Any sufficiently advanced technology is indistinguishable from magic.
I'd like to see Stack Exchange moderator responses using Markov chains. Like "Stop answering this guy as he is posing useless questions", or "This duplicate is considered not relevant".
> This may or may not be a major flaw with your function F is for the second bytes of randomness, this requires access to the algorithm.
> Okamoto-Tanaka Revisited: Fully Authenticated Diffie-Hellman with Schnorr signatures and KCDSA are two obvious caveats to this question is off-topic...
Hi, I have already expected a question about Neural Networks :)
When I had the idea I also toyed around with word-rnn and similar RNN libraries. The results I got were pretty good, but training was extremely resource consuming. Cuda gave a 8x boost, but still training one of the smaller sites took 20 minutes on my simple graphics card while creating the Markov chain is done in 2 minutes.
I also have absolutely no experience with Machine Learning and just the setup was already quite an experience. So I stuck with what I know and stayed "the traditional way".
Interesting.
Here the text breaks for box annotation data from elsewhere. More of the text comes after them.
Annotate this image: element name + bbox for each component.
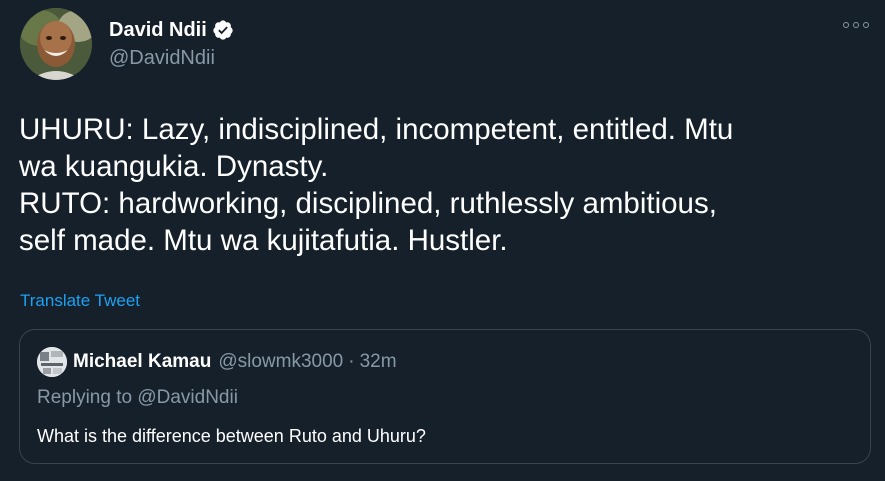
profile-photo-icon: [20, 8, 92, 80]
tweet-header: David Ndii @DavidNdii: [20, 8, 234, 80]
tweet-text-line: RUTO: hardworking, disciplined, ruthless…: [19, 187, 717, 220]
tweet-text-line: wa kuangukia. Dynasty.: [19, 150, 329, 183]
quoted-author-display-name: Michael Kamau: [73, 351, 212, 372]
tweet-text-line: self made. Mtu wa kujitafutia. Hustler.: [19, 224, 508, 257]
more-options-icon[interactable]: [843, 18, 869, 32]
author-avatar[interactable]: [20, 8, 92, 80]
quoted-author-avatar: [37, 347, 67, 377]
tweet-card: David Ndii @DavidNdii UHURU: Lazy, indis…: [0, 0, 885, 481]
quoted-tweet[interactable]: Michael Kamau @slowmk3000 · 32m Replying…: [19, 329, 871, 464]
quoted-author-handle: @slowmk3000: [218, 351, 344, 372]
author-display-name[interactable]: David Ndii: [109, 18, 207, 42]
display-name-row: David Ndii: [109, 17, 234, 43]
author-names: David Ndii @DavidNdii: [109, 17, 234, 71]
quoted-tweet-text: What is the difference between Ruto and …: [37, 426, 426, 446]
tweet-text-line: UHURU: Lazy, indisciplined, incompetent,…: [19, 113, 734, 146]
quoted-tweet-timestamp: 32m: [359, 351, 397, 372]
quoted-tweet-header: Michael Kamau @slowmk3000 · 32m: [37, 347, 397, 377]
replying-to-label: Replying to @DavidNdii: [37, 387, 238, 408]
author-handle[interactable]: @DavidNdii: [109, 45, 234, 71]
translate-tweet-link[interactable]: Translate Tweet: [20, 291, 140, 311]
more-dot: [843, 22, 849, 28]
tweet-text: UHURU: Lazy, indisciplined, incompetent,…: [19, 111, 869, 259]
more-dot: [853, 22, 859, 28]
dot-separator: ·: [348, 351, 355, 372]
quoted-profile-photo-icon: [37, 347, 67, 377]
more-dot: [863, 22, 869, 28]
verified-badge-icon: [212, 19, 234, 41]
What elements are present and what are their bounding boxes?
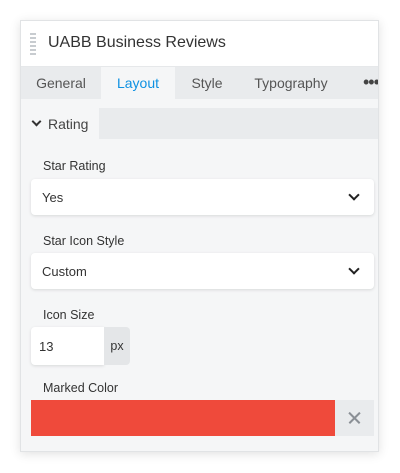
star-icon-style-select[interactable]: Custom <box>31 253 374 289</box>
section-bar: Rating <box>21 108 378 139</box>
tab-bar: General Layout Style Typography ••• <box>21 67 378 99</box>
star-icon-style-label: Star Icon Style <box>43 234 125 248</box>
icon-size-label: Icon Size <box>43 308 95 322</box>
more-horizontal-icon[interactable]: ••• <box>363 67 378 99</box>
icon-size-input[interactable] <box>31 327 104 365</box>
section-label: Rating <box>48 116 89 132</box>
chevron-down-icon <box>31 116 42 127</box>
chevron-down-icon <box>348 189 360 201</box>
tab-style[interactable]: Style <box>179 67 235 99</box>
tab-general[interactable]: General <box>21 67 101 99</box>
tab-typography[interactable]: Typography <box>245 67 337 99</box>
marked-color-swatch[interactable] <box>31 400 335 436</box>
settings-panel: UABB Business Reviews General Layout Sty… <box>20 20 379 452</box>
select-value: Custom <box>42 264 87 279</box>
select-value: Yes <box>42 190 64 205</box>
chevron-down-icon <box>348 263 360 275</box>
section-toggle-rating[interactable]: Rating <box>21 108 99 139</box>
drag-handle-icon[interactable] <box>30 33 36 55</box>
star-rating-label: Star Rating <box>43 159 106 173</box>
panel-title: UABB Business Reviews <box>48 34 226 51</box>
clear-color-button[interactable] <box>335 400 374 436</box>
panel-titlebar: UABB Business Reviews <box>21 21 378 67</box>
icon-size-unit: px <box>104 327 130 365</box>
marked-color-label: Marked Color <box>43 381 119 395</box>
star-rating-select[interactable]: Yes <box>31 179 374 215</box>
tab-layout[interactable]: Layout <box>101 67 175 99</box>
Yes, training takes way more time. In some really big projects like https://blog.openai.com/unsupervised-sentiment-neuron/
"We first trained a multiplicative LSTM with 4,096 units on a corpus of 82 million Amazon reviews to predict the next character in a chunk of text. Training took one month across four NVIDIA Pascal GPUs, with our model processing 12,500 characters per second."
For smaller ones (and smaller datasets) a few hours of GPU is considered fast (at ~1$/h it is not much!). If you want to use it online, there is https://neptune.ml/ (no setup, $5 free credit for computing; full disclosure: created my colleagues).
In any case, I would be excited to see it on some site with code (like SO) or formulae (math or stats). Especially as I am a big fan of StackExchange and analysis (vide http://p.migdal.pl/tagoverflow/ :)).
Sounds nice, but my plan was to find out how much data I can handle easily on my plain simple desktop PC.
You may have seen, that you can filter by site [1].
Code quite ruined my chains as it didn't appear in blocks, but rather everywhere, so I went the easy way and filtered all code blocks.
I didn't filter math as I couldn't find a proper way to do it, but you can see that it gets quite messy [2]
Exactly, I tried to keep the themes of the single sites visible.
Unfortunatly the colors from the API are quite ugly and don't represent the sites properly, so I did some manual collecting:
I wonder if you split the corpus and only used low voted questions/answers for one corpus and edited questions + high-voted answers for the other ... could we tell the difference in the output chains?
SE often has translated questions, or questions of low quality, IME.
In a way I did it for Stack Overflow. All Posts are 60GB which is a bit too much to handle the whole chain in my desktop-pc.
So I only used questions and answers with a score >=10 there to get it to a similar size as the other sites.
It still took half an hour to parse the XML and another hour to create the chain.
I'm an astronomy student who likes programming in his free time. This time I wanted to write something that handles larger amounts of data. And as I recently came across the Stack Exchange data dump including all questions and answers I had the idea of using them to create Markov Chains for (nearly) every Stack Exchange site. The website displays the resulting content, which is often surprisingly coherent and entertaing, and allows upvotes/downvotes so that the best questions get to the front page. And as a bonus, I created a quiz where one can guess which site a random question is based on.
If you are interested in my other projects, check out https://lw1.at, if you want to see the code, everything is Open Source and can be found here: https://github.com/Findus23/se-simulator
Please excuse the very minimal design, but after writing a lot of Single Page Applications I wanted to go the oposite way and write a website with less than 25KB.